Brownian Motion $dW_t \, dt=0$ proof!

Question

I am facing a bit weird issue here. I am going through Shreeve book on stochastic calculus and faced the following theorem, while proving $dWdt=0$.

$\sum_{j=0}^{n-1}(W(t_{j+1})-W(t_j))(t_{j+1}-t_j)$

$\le$ $\max_{0 \le k \lt n-1} |(W(t_{j+1})-W(t_j))| \cdot \sum_{j=0}^{n-1}(t_{j+1}-t_j)$

Now he argued that the because $W$ is continuous , the first term in the above equation goes to zero as the time partition goes to infinity. Now the doubt I am having is that,

$(W(t_{j+1})-W(t_j))=y \cdot \sqrt {t_{j+1}-t_j}$, where $y$ is a standard normal random variable. Then the maximum of this term can be anything from $-\infty$ to $\infty$. Now you may argue that as time partition goes to infinity, the time difference goes to zero (so the square root term goes to zero), but even in this case it can be $0 \cdot \infty$ scenario as the random variable has positive probability, which would again be undefined.
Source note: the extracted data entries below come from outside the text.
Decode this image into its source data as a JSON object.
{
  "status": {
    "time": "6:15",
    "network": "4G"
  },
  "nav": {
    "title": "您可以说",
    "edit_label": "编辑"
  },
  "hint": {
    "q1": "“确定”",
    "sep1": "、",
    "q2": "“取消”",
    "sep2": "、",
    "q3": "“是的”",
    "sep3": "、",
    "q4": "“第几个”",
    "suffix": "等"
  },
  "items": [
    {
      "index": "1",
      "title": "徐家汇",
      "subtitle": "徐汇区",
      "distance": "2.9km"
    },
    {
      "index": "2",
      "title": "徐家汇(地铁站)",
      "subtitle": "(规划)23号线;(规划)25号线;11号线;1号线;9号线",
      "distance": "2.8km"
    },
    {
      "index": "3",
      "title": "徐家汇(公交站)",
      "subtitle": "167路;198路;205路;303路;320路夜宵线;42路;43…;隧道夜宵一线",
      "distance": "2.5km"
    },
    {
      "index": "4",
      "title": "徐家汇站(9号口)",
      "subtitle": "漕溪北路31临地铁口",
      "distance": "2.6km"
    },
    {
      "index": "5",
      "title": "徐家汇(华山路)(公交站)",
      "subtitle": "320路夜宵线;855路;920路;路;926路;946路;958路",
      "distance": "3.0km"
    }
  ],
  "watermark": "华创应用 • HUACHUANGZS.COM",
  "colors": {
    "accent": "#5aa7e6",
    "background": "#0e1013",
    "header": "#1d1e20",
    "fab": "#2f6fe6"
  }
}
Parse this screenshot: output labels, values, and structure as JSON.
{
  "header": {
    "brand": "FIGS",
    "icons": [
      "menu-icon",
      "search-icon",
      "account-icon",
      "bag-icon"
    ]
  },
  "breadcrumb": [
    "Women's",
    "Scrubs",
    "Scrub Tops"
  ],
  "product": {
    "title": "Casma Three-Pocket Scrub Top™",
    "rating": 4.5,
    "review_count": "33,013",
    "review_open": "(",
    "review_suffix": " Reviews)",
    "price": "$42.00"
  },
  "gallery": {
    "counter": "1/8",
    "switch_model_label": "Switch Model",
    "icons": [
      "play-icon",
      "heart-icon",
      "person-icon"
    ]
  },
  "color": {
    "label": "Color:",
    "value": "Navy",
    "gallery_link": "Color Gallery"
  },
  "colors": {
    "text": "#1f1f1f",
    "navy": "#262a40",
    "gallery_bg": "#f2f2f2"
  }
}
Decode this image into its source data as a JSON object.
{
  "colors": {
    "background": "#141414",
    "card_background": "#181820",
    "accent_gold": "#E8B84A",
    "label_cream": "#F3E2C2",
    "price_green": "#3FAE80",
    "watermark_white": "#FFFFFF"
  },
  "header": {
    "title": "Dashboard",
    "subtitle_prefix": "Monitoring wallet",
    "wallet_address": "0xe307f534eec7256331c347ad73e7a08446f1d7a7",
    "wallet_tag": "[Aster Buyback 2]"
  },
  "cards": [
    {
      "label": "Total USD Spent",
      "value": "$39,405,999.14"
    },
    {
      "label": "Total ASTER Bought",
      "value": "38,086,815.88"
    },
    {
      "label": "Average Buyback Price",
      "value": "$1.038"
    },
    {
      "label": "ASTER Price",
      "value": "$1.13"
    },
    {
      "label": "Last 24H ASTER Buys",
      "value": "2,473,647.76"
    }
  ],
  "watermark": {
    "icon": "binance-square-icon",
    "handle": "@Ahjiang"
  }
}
Then how the author argued that the maximum of difference in Brownian terms is zero! Please help.

Best Regards,

Answer 1

1. Mind that for each fixed $\omega \in \Omega$, the mapping $ t\mapsto W_t(\omega)$ is continuous and therefore $$\sup_{s,t \in [0,T]} |W(t,\omega)-W(s,\omega)|$$ is always finite. Now, the author uses that the mapping is even uniformly continuous on compact intervals and therefore $$\sup_{s,t \in [0,T],|s-t| \leq \delta} |W(t,\omega)-W(s,\omega)| \to 0 \qquad \text{as} \, \, \delta \to 0.$$
2. You mentioned the identity $$W(t_{j+1}) - W(t_j) = Y \sqrt{t_{j+1}-t_j}.$$ Mind that this equality holds in distribution. Since we are interested in the behavior for each fixed $\omega$ (i.e. in the path behavior of Brownian motion), this identity is of no use. (A similar problem: $W_t = \sqrt{t} W_1$ (in distribution) does not imply $W_t = \sqrt{t} W_1$ (almost surely).)

Answer 2

The idea here is that you first fix an $\omega$ such that $t\mapsto W_t(\omega)$ is continuous on a compact interval hence uniformly continuous in $t$.

I think what's confusing you is that the convergence is not uniform in $\omega$, and this is indeed the case, but this is not what the writer is claiming.